Pierre Soulages


Pierre Soulages (b.1919, Rodez, France; d.2022, Nîmes, France) was best known for his ongoing outrenoir (‘beyond black’) series, first exhibited in 1979 at Musée National d’Art Moderne, Centre Georges Pompidou, Paris. These black monochrome paintings were the essence of his previous studies in black, painted in heavy, thick, calligraphic strokes on colour backgrounds. In outrenoir, black paint was variously gouged and scraped into tar-like surfaces, and light becomes the central motif of his painting. The transient and changeable qualities of light are reflected in the black paint, which adopt the modulating rhythm from the alternating matt, glossy surface. Critic Donald Kuspit once described the abstractions as “negatively sublime”—they inflect obdurate materiality with the mercurial aspects of light, achieving the effect of the immeasurable.


Soulages moved to Paris in 1938 to train as a drawing teacher. He briefly attended the École Nationale Supérieure des Beaux-Arts before returning to Rodez. In 1940, he was drafted into the military. He was demobilised the following year but was later conscripted into forced labour and went underground for the remainder of the Occupation. During this time, he met the artist Sonia Delaunay and became interested in abstract art. In 1947, Soulages hired a space at Salon des Surindépendents, and exhibited his paintings publicly for the first time. In 1949, Soulages had his first solo exhibition at Galerie Lydia Conti, Paris, and was included in the group show Painted at Betty Parsons Gallery, New York. In the same year, Musée de Grenoble made the first museum acquisition of his work. His first American one-man show was held at Kootz Gallery, New York, in 1954 with whom he would exhibit over the next four years. Soulages travelled to the United States for the first time in 1957, where he met artists including Mark Rothko, Willem de Kooning and Robert Motherwell. Soulages exhibited in London at the Gimpel Fils gallery in 1955.

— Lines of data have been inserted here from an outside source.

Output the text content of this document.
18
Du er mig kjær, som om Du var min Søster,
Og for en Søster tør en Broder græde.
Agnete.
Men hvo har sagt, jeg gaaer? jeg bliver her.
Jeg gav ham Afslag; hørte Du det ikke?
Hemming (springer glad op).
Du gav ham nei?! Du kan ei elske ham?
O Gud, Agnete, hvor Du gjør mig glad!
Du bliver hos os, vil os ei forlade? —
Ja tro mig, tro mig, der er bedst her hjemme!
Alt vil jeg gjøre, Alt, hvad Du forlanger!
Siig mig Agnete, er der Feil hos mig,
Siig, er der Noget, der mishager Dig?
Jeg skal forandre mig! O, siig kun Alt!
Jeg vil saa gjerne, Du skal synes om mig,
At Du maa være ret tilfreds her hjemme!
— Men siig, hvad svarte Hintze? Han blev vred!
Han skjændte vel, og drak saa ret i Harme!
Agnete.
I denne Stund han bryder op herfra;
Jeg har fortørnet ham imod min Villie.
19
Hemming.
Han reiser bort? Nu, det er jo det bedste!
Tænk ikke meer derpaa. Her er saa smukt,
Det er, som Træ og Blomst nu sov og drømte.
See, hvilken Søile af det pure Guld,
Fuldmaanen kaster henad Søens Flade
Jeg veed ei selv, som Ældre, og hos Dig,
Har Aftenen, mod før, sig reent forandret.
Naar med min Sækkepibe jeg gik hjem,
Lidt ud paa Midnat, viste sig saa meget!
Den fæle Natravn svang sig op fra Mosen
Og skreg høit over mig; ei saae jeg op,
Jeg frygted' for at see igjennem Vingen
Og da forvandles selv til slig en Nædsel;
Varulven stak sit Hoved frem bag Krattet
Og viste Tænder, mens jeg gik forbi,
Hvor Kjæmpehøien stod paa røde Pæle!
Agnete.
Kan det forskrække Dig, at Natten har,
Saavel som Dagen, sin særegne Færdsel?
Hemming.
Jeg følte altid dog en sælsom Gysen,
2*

He was awarded notable prizes and titles across his illustrious career, including the Legion of Honour (2015); Grand Prix National de Peinture (1986); Foreign Honorary Member for Art, American Academy of Arts and Letters, New York (1979); and Carnegie Prize from the Carnegie Museum of Art, Pittsburgh (1964). Soulages has been honoured with numerous retrospectives, including: Lévy Gorvy Dayan, New York (2023); Opera Gallery, New York (2022); Museum Frieder Burda, Baden-Baden, Germany (2020); Musée du Louvre, Paris (2019–2020); Musée National d’Art Moderne, Centre Georges Pompidou, Paris (2009); Hermitage Museum, Saint Petersburg (2001); Musée d’Art Moderne de la Ville de Paris (1996); China Fine Arts Palace, Beijing; Taipei Fine Arts Museum, Taiwan (1994); National Museum of Modern and Contemporary Art, Seoul (1993); Musée d’Art Contemporain de Montréal; Musée du Québec (1968); Musée National d’Art Moderne, Paris (1967); Museum of Fine Arts, Houston (1966); Museum Folkwang, Essen (1960). Musée Soulages opened in Rodez in 2014, housing five hundred paintings spanning Soulages’s career.


Soulages artworks are held in important institutions around the world, including Fondation Maeght, Saint-Paul-de-Vence; Musée d’Art Moderne de la Ville de Paris, Paris; Musée National d’Art Moderne, Centre Georges Pompidou, Paris; Palais de l’Elysée, Paris; Museum Ludwig, Cologne; National Museum of Contemporary Art, Seoul; Musée National d’Art, Luxembourg; Tate, UK; Albright-Knox Art Gallery, Buffalo; Solomon R Guggenheim Museum, New York; Aldrich Contemporary Art Museum, Ridgefield, Connecticut; State Hermitage Museum, Saint Petersburg; among others.